Geordan Murphy, a hot tip as the British and Irish Lions' full-back in New Zealand this summer but unusually shambolic during the 50-odd minutes he spent on the field here, had an early kick charged down by Kiole and left his side under a small mountain of unwanted pressure. Mefin Davies hit Andy Gomarsall with an inventive long throw at the line-out - as much a strength for Gloucester as their scrum was a weakness - and Hazell led the forward rush into the Leicester 22, allowing Paul to slide a kick towards the line. Mauger collected it soundly and wrenched himself out of a tackle to complete the try on four minutes.

Nine minutes later, Gloucester found themselves 10 points to the good. Terry Fanolua led the way this time, stepping on the gas down the right-hand touchline and creating an opening for Eustace to twist over at the flag. If Leicester had allowed themselves to be consumed by blind panic, who could have blamed them? Kingsholm had never been the happiest of destinations for them - 92 visits, 67 defeats - and with the local hordes in full cry, things looked as bleak as could be.

But they did not panic.
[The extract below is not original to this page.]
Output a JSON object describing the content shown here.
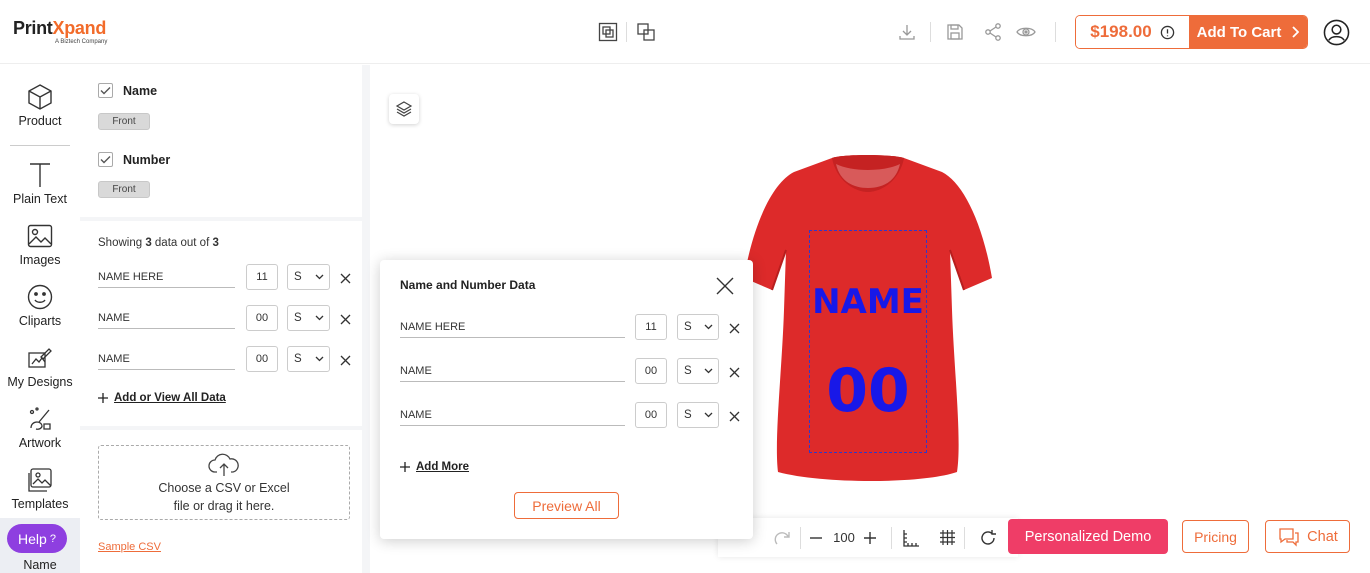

Within three minutes of Eustace's try, they put themselves on the board with a try of such splendour that Gloucester probably knew then and there that their lead was nothing less than a temporary aberration. Jon Goodridge was churned out of a ruck by Johnson and company following a well-placed high kick from Andy Goode, Ollie Smith stole a yard on Kiole down the right and Murphy materialised in support to slip a scoring pass to Leon Lloyd.
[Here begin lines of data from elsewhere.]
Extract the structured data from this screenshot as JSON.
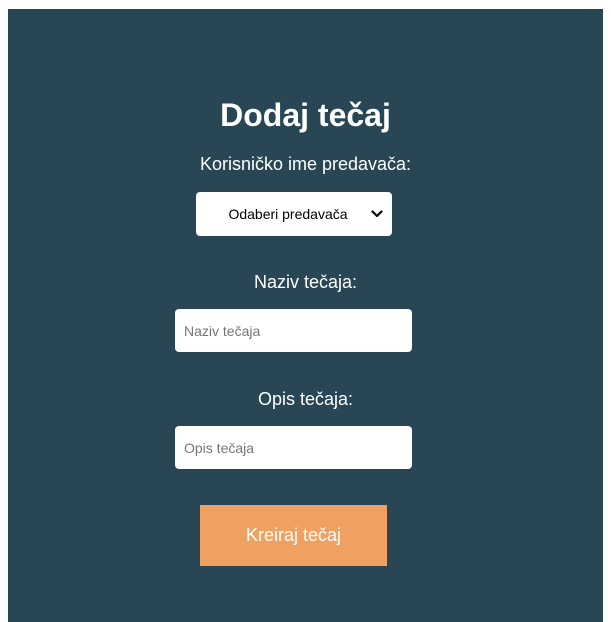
{
  "form": {
    "title": "Dodaj tečaj",
    "instructor_label": "Korisničko ime predavača:",
    "instructor_select_value": "Odaberi predavača",
    "course_name_label": "Naziv tečaja:",
    "course_name_placeholder": "Naziv tečaja",
    "course_desc_label": "Opis tečaja:",
    "course_desc_placeholder": "Opis tečaja",
    "submit_label": "Kreiraj tečaj"
  },
  "colors": {
    "panel_background": "#284653",
    "button_background": "#f0a060",
    "text": "#ffffff"
  },
  "icons": {
    "select_arrow": "chevron-down-icon"
  }
}
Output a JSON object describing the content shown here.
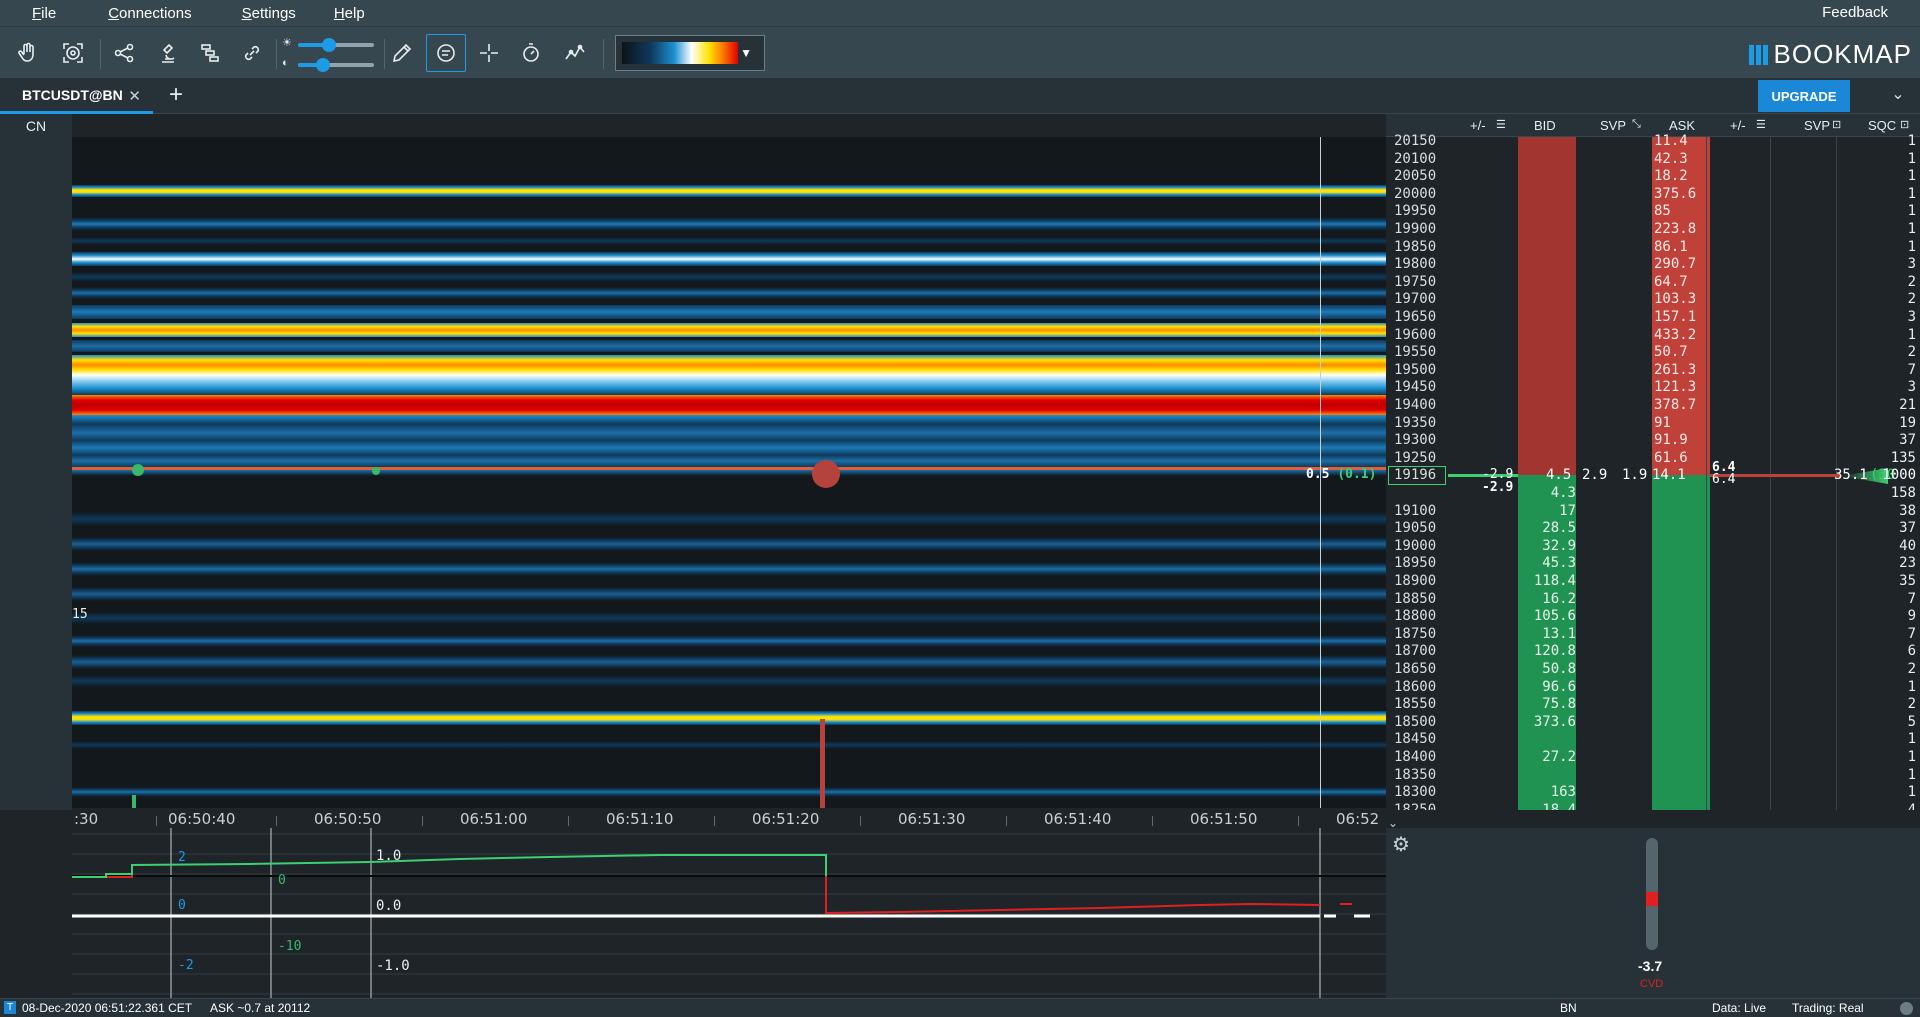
{
  "menu": {
    "file": "File",
    "connections": "Connections",
    "settings": "Settings",
    "help": "Help",
    "feedback": "Feedback"
  },
  "brand": {
    "name": "BOOKMAP",
    "accent": "#1e9be6"
  },
  "tabs": [
    {
      "label": "BTCUSDT@BN"
    }
  ],
  "upgrade_label": "UPGRADE",
  "left_label": "CN",
  "ladder": {
    "headers": {
      "bid_delta": "+/-",
      "bid": "BID",
      "svp_bid": "SVP",
      "ask": "ASK",
      "ask_delta": "+/-",
      "svp": "SVP",
      "sqc": "SQC"
    },
    "rows": [
      {
        "price": "20150",
        "ask": "11.4",
        "sqc": "1"
      },
      {
        "price": "20100",
        "ask": "42.3",
        "sqc": "1"
      },
      {
        "price": "20050",
        "ask": "18.2",
        "sqc": "1"
      },
      {
        "price": "20000",
        "ask": "375.6",
        "sqc": "1"
      },
      {
        "price": "19950",
        "ask": "85",
        "sqc": "1"
      },
      {
        "price": "19900",
        "ask": "223.8",
        "sqc": "1"
      },
      {
        "price": "19850",
        "ask": "86.1",
        "sqc": "1"
      },
      {
        "price": "19800",
        "ask": "290.7",
        "sqc": "3"
      },
      {
        "price": "19750",
        "ask": "64.7",
        "sqc": "2"
      },
      {
        "price": "19700",
        "ask": "103.3",
        "sqc": "2"
      },
      {
        "price": "19650",
        "ask": "157.1",
        "sqc": "3"
      },
      {
        "price": "19600",
        "ask": "433.2",
        "sqc": "1"
      },
      {
        "price": "19550",
        "ask": "50.7",
        "sqc": "2"
      },
      {
        "price": "19500",
        "ask": "261.3",
        "sqc": "7"
      },
      {
        "price": "19450",
        "ask": "121.3",
        "sqc": "3"
      },
      {
        "price": "19400",
        "ask": "378.7",
        "sqc": "21"
      },
      {
        "price": "19350",
        "ask": "91",
        "sqc": "19"
      },
      {
        "price": "19300",
        "ask": "91.9",
        "sqc": "37"
      },
      {
        "price": "19250",
        "ask": "61.6",
        "sqc": "135"
      }
    ],
    "current": {
      "price": "19196",
      "bid_delta": "-2.9",
      "bid_delta2": "-2.9",
      "bid": "4.5",
      "svp_bid": "2.9",
      "svp_bid2": "1.9",
      "ask": "14.1",
      "ask_delta": "6.4",
      "ask_delta2": "6.4",
      "svp": "35.1",
      "svp_pct": "(30",
      "sqc": "1000",
      "heatmap_label": "0.5",
      "heatmap_label2": "(0.1)"
    },
    "bid_rows": [
      {
        "price": "",
        "bid": "4.3",
        "sqc": "158"
      },
      {
        "price": "19100",
        "bid": "17",
        "sqc": "38"
      },
      {
        "price": "19050",
        "bid": "28.5",
        "sqc": "37"
      },
      {
        "price": "19000",
        "bid": "32.9",
        "sqc": "40"
      },
      {
        "price": "18950",
        "bid": "45.3",
        "sqc": "23"
      },
      {
        "price": "18900",
        "bid": "118.4",
        "sqc": "35"
      },
      {
        "price": "18850",
        "bid": "16.2",
        "sqc": "7"
      },
      {
        "price": "18800",
        "bid": "105.6",
        "sqc": "9"
      },
      {
        "price": "18750",
        "bid": "13.1",
        "sqc": "7"
      },
      {
        "price": "18700",
        "bid": "120.8",
        "sqc": "6"
      },
      {
        "price": "18650",
        "bid": "50.8",
        "sqc": "2"
      },
      {
        "price": "18600",
        "bid": "96.6",
        "sqc": "1"
      },
      {
        "price": "18550",
        "bid": "75.8",
        "sqc": "2"
      },
      {
        "price": "18500",
        "bid": "373.6",
        "sqc": "5"
      },
      {
        "price": "18450",
        "bid": "",
        "sqc": "1"
      },
      {
        "price": "18400",
        "bid": "27.2",
        "sqc": "1"
      },
      {
        "price": "18350",
        "bid": "",
        "sqc": "1"
      },
      {
        "price": "18300",
        "bid": "163",
        "sqc": "1"
      },
      {
        "price": "18250",
        "bid": "18.4",
        "sqc": "4"
      }
    ]
  },
  "heatmap_scale_label": "15",
  "time_axis": [
    ":30",
    "06:50:40",
    "06:50:50",
    "06:51:00",
    "06:51:10",
    "06:51:20",
    "06:51:30",
    "06:51:40",
    "06:51:50",
    "06:52"
  ],
  "oscillator": {
    "left_labels": [
      "2",
      "0",
      "-2"
    ],
    "mid_labels": [
      "0",
      "-10"
    ],
    "right_labels": [
      "1.0",
      "0.0",
      "-1.0"
    ]
  },
  "cvd": {
    "value": "-3.7",
    "label": "CVD"
  },
  "status": {
    "datetime": "08-Dec-2020 06:51:22.361 CET",
    "info": "ASK ~0.7 at 20112",
    "exchange": "BN",
    "data": "Data: Live",
    "trading": "Trading: Real"
  }
}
Goode then dictated matters with the boot, earning Leicester acres of territory out of hand and picking up handy points from the tee. Lloyd put Smith in at the right flag after 40 minutes, Goode dropped a goal in the fifth minute of first-half stoppage time, and when the outside-half poked a kick towards the Gloucester sticks shortly after the interval, Daryl Gibson's reactions were sharp enough to touch down the ball at the foot of the post. Job done.

It is just possible that Leicester will now throw everything at the Heineken Cup and leave the Premiership to take care of itself, thereby dropping a couple of matches. Do not bet a penny on it, though. The Tigers are climbing the high peaks once again, and show few signs of making an early return to the lowlands.
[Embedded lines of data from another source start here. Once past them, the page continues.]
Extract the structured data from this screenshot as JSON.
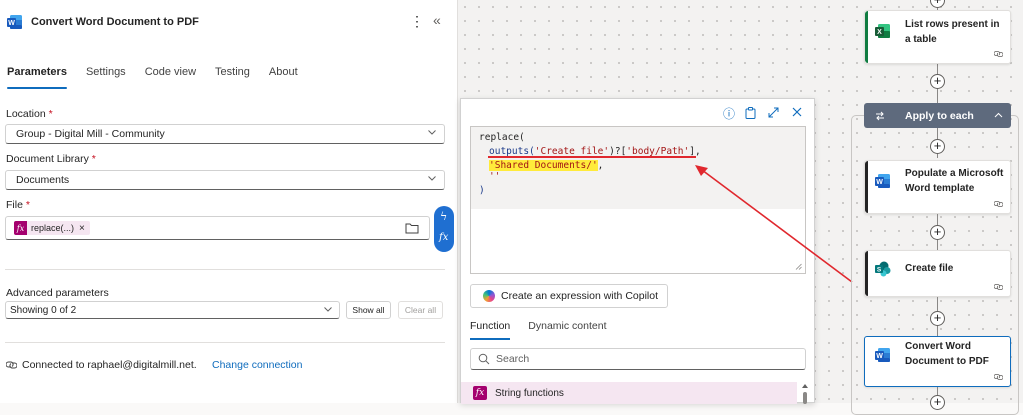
{
  "panel": {
    "title": "Convert Word Document to PDF",
    "more_icon": "more-vertical-icon",
    "collapse_icon": "double-chevron-left-icon",
    "tabs": [
      {
        "label": "Parameters",
        "active": true
      },
      {
        "label": "Settings"
      },
      {
        "label": "Code view"
      },
      {
        "label": "Testing"
      },
      {
        "label": "About"
      }
    ],
    "location": {
      "label": "Location",
      "required_mark": "*",
      "value": "Group - Digital Mill - Community"
    },
    "library": {
      "label": "Document Library",
      "required_mark": "*",
      "value": "Documents"
    },
    "file": {
      "label": "File",
      "required_mark": "*",
      "token_fx": "fx",
      "token_label": "replace(...)",
      "token_remove": "×"
    },
    "side_pill": {
      "dynamic_icon": "ϟ",
      "fx": "fx"
    },
    "advanced": {
      "label": "Advanced parameters",
      "value": "Showing 0 of 2",
      "show_all": "Show all",
      "clear_all": "Clear all"
    },
    "connection": {
      "text": "Connected to raphael@digitalmill.net.",
      "change": "Change connection"
    }
  },
  "expression_popup": {
    "icons": [
      "info-icon",
      "copy-clipboard-icon",
      "expand-icon",
      "close-icon"
    ],
    "code": {
      "line1": "replace(",
      "line2_fn": "outputs(",
      "line2_str1": "'Create_file'",
      "line2_mid": ")?[",
      "line2_str2": "'body/Path'",
      "line2_end": "],",
      "line3_str": "'Shared Documents/'",
      "line3_end": ",",
      "line4": "''",
      "line5": ")"
    },
    "copilot_button": "Create an expression with Copilot",
    "tabs": [
      {
        "label": "Function",
        "active": true
      },
      {
        "label": "Dynamic content"
      }
    ],
    "search_placeholder": "Search",
    "function_category": {
      "fx": "fx",
      "label": "String functions"
    }
  },
  "flow": {
    "cards": [
      {
        "title": "List rows present in a table",
        "accent": "#107c41",
        "icon": "excel-icon"
      },
      {
        "title": "Populate a Microsoft Word template",
        "accent": "#242424",
        "icon": "word-icon"
      },
      {
        "title": "Create file",
        "accent": "#242424",
        "icon": "sharepoint-icon"
      },
      {
        "title": "Convert Word Document to PDF",
        "accent": "#0f6cbd",
        "icon": "word-icon",
        "selected": true
      }
    ],
    "apply_to_each": {
      "label": "Apply to each",
      "color": "#5e6a7d"
    },
    "plus": "+"
  },
  "colors": {
    "accent": "#0f6cbd",
    "fx_purple": "#a4006e",
    "annotation_red": "#e0282e",
    "highlight": "#ffeb3b"
  }
}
Gloucester: Tries Mauger, Eustace; Penalty Paul. Leicester: Tries Lloyd, Smith, Gibson; Conversions Goode 2; Penalties Goode 2; Drop goal Goode.

Gloucester: J Goodridge; M Garvey (J Bailey, 69), N Mauger, T Fanolua, S Kiole; H Paul, A Gomarsall; C Bezuidenhout (T Sigley, 51), M Davies, P Vickery, A Eustace (P Buxton, 67), A Brown, J Boer (capt), A Balding (J Forrester, 51), A Hazell.

Leicester: G Murphy (S Vesty, 58); O Smith, L Lloyd, D Gibson, T Varndell; A Goode (M Cornwell, 80), H Ellis; D Morris, G Chuter (J Buckland, 31), J White, M Johnson (capt), B Kay, L Moody, M Corry (W Johnson, 23), N Back.

Referee: D Pearson (Northumberland).